Worked in Boston on Saturday, and on the overnight we had a rather challenging transport. At 0230 we got sent to Logan Airport - in a snow storm with low visibility and high winds - to pick up a patient coming in from Mexico with third-degree burns over 60% BSA (or "body surface area"). A 12 year-old female, got too close to some pyrotechnics that caught her clothing on fire. Burned her legs, arms, and abdomen. The difficult part of the transport was getting this child off of the aircraft; she came in on a Gulfstream with a physician, a flight medic, and her mother. The doctor's English was quite good, the medic's was decent, but the patient and her mother spoke virtually no English. So communicating was tough. In addition, it was extremely cold and quite windy, and no person should have had to be out on an open tarmac with the conditions as they were. We really had to hustle to get this girl off of the plane and loaded aboard the ambulance as quickly as we could just because it was so nasty outside.

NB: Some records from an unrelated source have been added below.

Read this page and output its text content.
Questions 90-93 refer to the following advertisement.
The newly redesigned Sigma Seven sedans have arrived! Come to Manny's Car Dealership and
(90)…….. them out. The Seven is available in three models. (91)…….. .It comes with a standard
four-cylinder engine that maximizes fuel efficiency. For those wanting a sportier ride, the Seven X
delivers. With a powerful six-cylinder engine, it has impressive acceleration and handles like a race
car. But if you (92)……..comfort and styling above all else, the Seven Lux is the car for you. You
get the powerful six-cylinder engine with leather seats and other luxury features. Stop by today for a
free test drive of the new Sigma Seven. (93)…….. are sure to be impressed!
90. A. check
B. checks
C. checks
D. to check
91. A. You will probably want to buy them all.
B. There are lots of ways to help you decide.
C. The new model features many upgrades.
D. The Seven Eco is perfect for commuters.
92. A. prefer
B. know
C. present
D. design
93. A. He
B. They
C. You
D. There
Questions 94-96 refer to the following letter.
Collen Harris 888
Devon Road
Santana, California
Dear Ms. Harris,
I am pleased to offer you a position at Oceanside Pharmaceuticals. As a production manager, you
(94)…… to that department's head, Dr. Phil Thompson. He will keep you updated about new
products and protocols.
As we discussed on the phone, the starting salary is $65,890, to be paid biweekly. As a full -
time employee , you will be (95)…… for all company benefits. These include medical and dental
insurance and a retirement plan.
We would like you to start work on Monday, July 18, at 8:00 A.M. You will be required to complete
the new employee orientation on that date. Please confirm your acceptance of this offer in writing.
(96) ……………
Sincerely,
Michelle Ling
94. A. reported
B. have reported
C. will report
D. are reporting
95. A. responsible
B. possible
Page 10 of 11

She went to the Burn Center rather than to Children's. That makes sense - after all, where else can you get top-notch care at virtually no cost? And the people there are quite good at what they do. Because of that, I'm inclined to believe that this young girl has a chance at a good recovery. At least I hope she does...
Yesterday Martha and some of Kerry's friends put on a baby shower for her. I was quite surprised at the number of people that showed up. Pleasantly, of course, but I was blown away at the number of people that can be shoe-horned into an area that is maybe 800 square feet. There were probably 25-30 people in the rooms (living room and kitchen area) at one time, and everyone seemed to have fun. I know Kerry did. And - it's a testament when you know who your friends really are. I think Kerry got to see some of that yesterday.
I have to get back to work; I'm putting a class together on Rehab at a Fire Scene that's going to include some pathophysiology of Carbon Monoxide exposure as well as some familiarization to one of the devices Goffstown Fire uses to assess patients who have exposure. The device, a Massimo RAD-57, allows measurement of Oxygen Saturation as well as Carbon Monoxide saturation; it will do either one. Bear in mind that it's a tool and at least can give a baseline or a reference point. I would think a more accurate measurement would be from an arterial blood gas measurement, usually on someone who's gotten really seriously exposed.
When I was in Paramedic school a number of years ago we had a patient who was brought into the Emergency room with a big case of CO poisoning. It was a suicide attempt; this person apparently had been given a diagnosis of a terminal illness of some sort not long before this happened. He went into his work shed and started up his lawn mower. Left it running. Probably thought he'd die a peaceful death. As it was, a member of his family found him, and he ultimately ended up in a Hyperbaric chamber. And I was tasked to monitor him during the dives.
It was actually really interesting, and I learned a lot about how Hyperbaric chambers work. And the patient did survive. How long he lived after the fact is something I was never able to find out.
To be honest, I'm glad I don't know.